The most common complaint amongst my artsy friends is having a creative block. For those of us blessed with a creative streak, it's one of the worst things that can happen. A creative block sucks like quicksand and is often as difficult to get out of. I've been there, done that, and didn't even get a damned t-shirt.
If you don't know where you are going, any road will get you there.
Years ago a friend, noting that I was going through a deeply troubling time, suggested that I write my way out of it. He said, "You were always a good writer. Why don't you try writing your way through it?" I told him I didn't know where to begin. He said, "Begin with a single word. Just one word." The next day I was cleaning my bedroom and I accidentally knocked one of my favorite figurines off the shelf.
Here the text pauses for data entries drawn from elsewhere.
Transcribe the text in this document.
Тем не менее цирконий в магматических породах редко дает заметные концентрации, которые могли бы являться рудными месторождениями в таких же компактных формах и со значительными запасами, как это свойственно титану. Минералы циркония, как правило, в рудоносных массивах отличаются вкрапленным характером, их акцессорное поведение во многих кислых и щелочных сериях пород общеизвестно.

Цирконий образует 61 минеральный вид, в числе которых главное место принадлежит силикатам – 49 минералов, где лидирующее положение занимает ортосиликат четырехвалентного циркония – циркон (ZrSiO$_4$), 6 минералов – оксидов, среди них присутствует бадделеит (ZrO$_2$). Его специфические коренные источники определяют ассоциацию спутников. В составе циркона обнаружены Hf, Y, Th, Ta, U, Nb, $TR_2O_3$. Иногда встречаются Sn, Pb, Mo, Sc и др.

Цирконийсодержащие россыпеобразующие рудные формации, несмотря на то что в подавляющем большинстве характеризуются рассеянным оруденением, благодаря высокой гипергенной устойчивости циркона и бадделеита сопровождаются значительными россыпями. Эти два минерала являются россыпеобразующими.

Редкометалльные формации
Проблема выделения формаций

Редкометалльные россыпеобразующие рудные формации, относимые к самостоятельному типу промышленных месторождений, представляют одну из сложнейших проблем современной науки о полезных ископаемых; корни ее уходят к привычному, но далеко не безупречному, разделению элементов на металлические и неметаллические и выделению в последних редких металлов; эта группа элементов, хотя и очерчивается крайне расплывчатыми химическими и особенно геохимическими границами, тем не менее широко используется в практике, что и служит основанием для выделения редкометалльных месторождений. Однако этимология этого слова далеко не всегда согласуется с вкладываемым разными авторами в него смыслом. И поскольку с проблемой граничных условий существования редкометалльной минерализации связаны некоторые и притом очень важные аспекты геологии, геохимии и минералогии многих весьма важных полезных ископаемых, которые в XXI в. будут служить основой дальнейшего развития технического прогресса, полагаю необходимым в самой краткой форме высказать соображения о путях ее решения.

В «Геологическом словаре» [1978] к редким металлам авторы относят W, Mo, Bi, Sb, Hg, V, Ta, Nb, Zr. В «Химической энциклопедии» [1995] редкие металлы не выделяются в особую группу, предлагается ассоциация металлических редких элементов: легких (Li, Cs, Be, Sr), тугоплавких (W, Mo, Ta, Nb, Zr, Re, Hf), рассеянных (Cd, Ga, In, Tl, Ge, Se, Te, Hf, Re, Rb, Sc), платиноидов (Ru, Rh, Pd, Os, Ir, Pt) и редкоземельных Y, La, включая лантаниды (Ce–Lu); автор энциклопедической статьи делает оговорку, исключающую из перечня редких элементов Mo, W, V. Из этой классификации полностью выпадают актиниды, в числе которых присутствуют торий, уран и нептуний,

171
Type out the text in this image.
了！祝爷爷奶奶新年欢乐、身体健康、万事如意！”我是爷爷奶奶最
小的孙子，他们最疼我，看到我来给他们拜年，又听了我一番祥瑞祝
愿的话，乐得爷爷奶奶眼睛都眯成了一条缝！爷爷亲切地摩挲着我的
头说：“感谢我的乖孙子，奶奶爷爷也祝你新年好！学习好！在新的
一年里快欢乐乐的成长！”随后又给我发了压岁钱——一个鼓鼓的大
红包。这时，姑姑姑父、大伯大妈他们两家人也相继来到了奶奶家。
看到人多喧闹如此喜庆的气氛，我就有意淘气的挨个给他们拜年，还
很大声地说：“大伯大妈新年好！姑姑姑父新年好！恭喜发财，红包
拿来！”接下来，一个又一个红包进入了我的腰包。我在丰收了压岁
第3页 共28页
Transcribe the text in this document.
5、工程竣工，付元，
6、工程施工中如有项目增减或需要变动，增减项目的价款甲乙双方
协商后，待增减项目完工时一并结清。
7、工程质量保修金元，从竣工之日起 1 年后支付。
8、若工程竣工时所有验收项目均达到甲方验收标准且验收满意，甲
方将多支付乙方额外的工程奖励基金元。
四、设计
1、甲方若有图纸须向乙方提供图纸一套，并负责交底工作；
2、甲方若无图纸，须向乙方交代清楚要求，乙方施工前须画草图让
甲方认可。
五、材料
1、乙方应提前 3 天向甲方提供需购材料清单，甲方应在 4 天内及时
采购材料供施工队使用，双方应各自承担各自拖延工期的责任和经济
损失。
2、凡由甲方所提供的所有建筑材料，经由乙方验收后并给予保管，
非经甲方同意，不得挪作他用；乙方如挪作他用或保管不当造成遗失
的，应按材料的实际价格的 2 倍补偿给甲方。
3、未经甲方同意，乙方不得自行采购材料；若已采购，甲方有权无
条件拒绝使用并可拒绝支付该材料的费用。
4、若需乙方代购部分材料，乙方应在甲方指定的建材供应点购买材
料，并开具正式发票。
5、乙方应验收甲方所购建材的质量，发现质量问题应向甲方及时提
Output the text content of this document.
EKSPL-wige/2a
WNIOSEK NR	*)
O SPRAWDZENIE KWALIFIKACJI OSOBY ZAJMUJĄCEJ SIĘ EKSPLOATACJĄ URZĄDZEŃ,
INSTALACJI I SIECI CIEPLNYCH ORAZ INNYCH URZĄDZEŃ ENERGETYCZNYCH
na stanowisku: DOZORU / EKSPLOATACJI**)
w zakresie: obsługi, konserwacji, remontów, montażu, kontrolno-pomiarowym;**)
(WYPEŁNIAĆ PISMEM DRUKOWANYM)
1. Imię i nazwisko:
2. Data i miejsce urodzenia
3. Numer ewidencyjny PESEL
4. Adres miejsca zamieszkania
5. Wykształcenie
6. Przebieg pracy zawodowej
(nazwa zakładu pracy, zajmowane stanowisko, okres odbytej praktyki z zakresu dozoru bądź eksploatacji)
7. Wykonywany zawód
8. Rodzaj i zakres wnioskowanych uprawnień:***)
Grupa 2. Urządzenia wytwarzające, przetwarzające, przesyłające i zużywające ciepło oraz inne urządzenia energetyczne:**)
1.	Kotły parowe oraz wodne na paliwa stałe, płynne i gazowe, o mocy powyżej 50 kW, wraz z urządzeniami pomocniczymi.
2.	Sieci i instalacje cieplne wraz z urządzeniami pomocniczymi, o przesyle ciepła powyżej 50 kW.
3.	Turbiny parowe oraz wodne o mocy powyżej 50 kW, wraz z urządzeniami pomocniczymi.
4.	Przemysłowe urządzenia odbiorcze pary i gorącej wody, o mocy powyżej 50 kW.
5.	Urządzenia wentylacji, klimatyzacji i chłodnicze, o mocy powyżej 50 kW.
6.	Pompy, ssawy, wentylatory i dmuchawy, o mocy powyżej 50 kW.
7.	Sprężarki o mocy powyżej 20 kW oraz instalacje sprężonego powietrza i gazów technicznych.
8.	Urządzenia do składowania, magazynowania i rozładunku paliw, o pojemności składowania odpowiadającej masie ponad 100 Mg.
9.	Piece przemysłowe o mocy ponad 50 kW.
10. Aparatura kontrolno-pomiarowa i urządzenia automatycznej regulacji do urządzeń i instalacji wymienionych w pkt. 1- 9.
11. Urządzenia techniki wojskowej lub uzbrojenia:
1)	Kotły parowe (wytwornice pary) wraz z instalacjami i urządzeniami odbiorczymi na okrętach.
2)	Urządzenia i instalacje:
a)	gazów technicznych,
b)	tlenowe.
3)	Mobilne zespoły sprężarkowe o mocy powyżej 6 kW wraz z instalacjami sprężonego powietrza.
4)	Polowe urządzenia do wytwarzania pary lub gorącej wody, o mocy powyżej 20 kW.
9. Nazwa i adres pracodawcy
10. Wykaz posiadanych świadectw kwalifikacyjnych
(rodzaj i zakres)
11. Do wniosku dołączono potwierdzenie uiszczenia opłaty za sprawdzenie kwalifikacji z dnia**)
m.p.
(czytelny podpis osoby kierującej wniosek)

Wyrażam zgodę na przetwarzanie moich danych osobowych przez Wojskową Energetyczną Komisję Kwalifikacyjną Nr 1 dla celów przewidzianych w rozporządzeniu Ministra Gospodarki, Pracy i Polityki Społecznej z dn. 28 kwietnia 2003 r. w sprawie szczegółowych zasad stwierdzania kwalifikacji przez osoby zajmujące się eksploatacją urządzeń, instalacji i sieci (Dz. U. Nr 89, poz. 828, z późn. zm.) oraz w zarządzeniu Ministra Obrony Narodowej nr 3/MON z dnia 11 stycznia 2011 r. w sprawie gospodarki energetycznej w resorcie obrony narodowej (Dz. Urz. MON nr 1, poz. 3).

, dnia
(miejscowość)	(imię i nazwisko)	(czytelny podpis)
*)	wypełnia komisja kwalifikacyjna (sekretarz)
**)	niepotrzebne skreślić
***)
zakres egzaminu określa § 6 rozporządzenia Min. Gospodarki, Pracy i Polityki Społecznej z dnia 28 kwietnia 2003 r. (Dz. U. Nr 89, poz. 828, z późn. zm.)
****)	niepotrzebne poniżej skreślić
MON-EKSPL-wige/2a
It shattered into a hundred pieces on the floor. I thought, "That's how my life feels right now. It's as if I've fallen off of a shelf and shattered into countless shards, and there's no way to put me back together again." In a fit of inspiration, I wrote down the phrase, "Baaba fell from the shelf today, now just pieces on the floor." And so began my penchant for writing (again), with the poem Baaba's Song.
I went over ten years without playing a piano. I didn't have one to play. I missed it in my life, but like having long lost friends, I put that sorrow to the back of my mind and got on with life. When John bought me my keyboard about eight years ago, I had a difficult time sitting down to play it. "It's been so long," I thought. "I don't know if I can even play anymore, and I'm not sure where to begin." Still, not wanting to disappoint John for giving me such a thoughtful, beautiful gift, I sat down in front of the piano. I struck a single note. Then I struck another one. Then I splayed my fingers and struck a chord, and then another chord. Then I let the fingers of my other hand drift over the keys as I sustained the chord. Before long I was lost in the glorious Other World of making music. It wasn't a concert level performance, but it didn't matter. It just felt good. It would take me another five years and John's death to get me writing music again.
It doesn't happen often, but every now and then I'll go up to my studio and just sit at my work station staring at stuff. I have a hundred different colors and kinds of paper, almost as many kinds and colors of ink, probably more than a thousand rubber stamps, markers, brushes, paints, etc. Yet, nothing jumps out and says, "Use me!" I detest that feeling. It's a lot like being really hungry, looking in the fridge and having nothing to eat that strikes your mood even though the fridge is full of stuff. It pisses me off to feel that way, largely because it makes me feel somehow ungrateful. I feel ungrateful because I have this gift and for whatever reason I can't or won't use it. So I force myself to do something, even if the end result is an absolute travesty to the world of art.
In art, it's the doing of a thing that counts, not the end result. Art is very forgiving that way. Art doesn't come back twenty years later and say, "You ruined my life!" After all, no one needs to see our messes, no one needs to read our misspent words, no one needs to hear our raucously cacophonic sounds. Our creative blocks are both self-concieved and self-perceived. Art is like the family dog, just waiting to be played with. It's up to us to nurture that relationship - the dog is panting, wagging and willing. We just need to put on our shoes and get on with the fun.
We have a guinea pig with two birds on its head. One of them put the rat in the fridge with a block of cheese. They're pretty creative.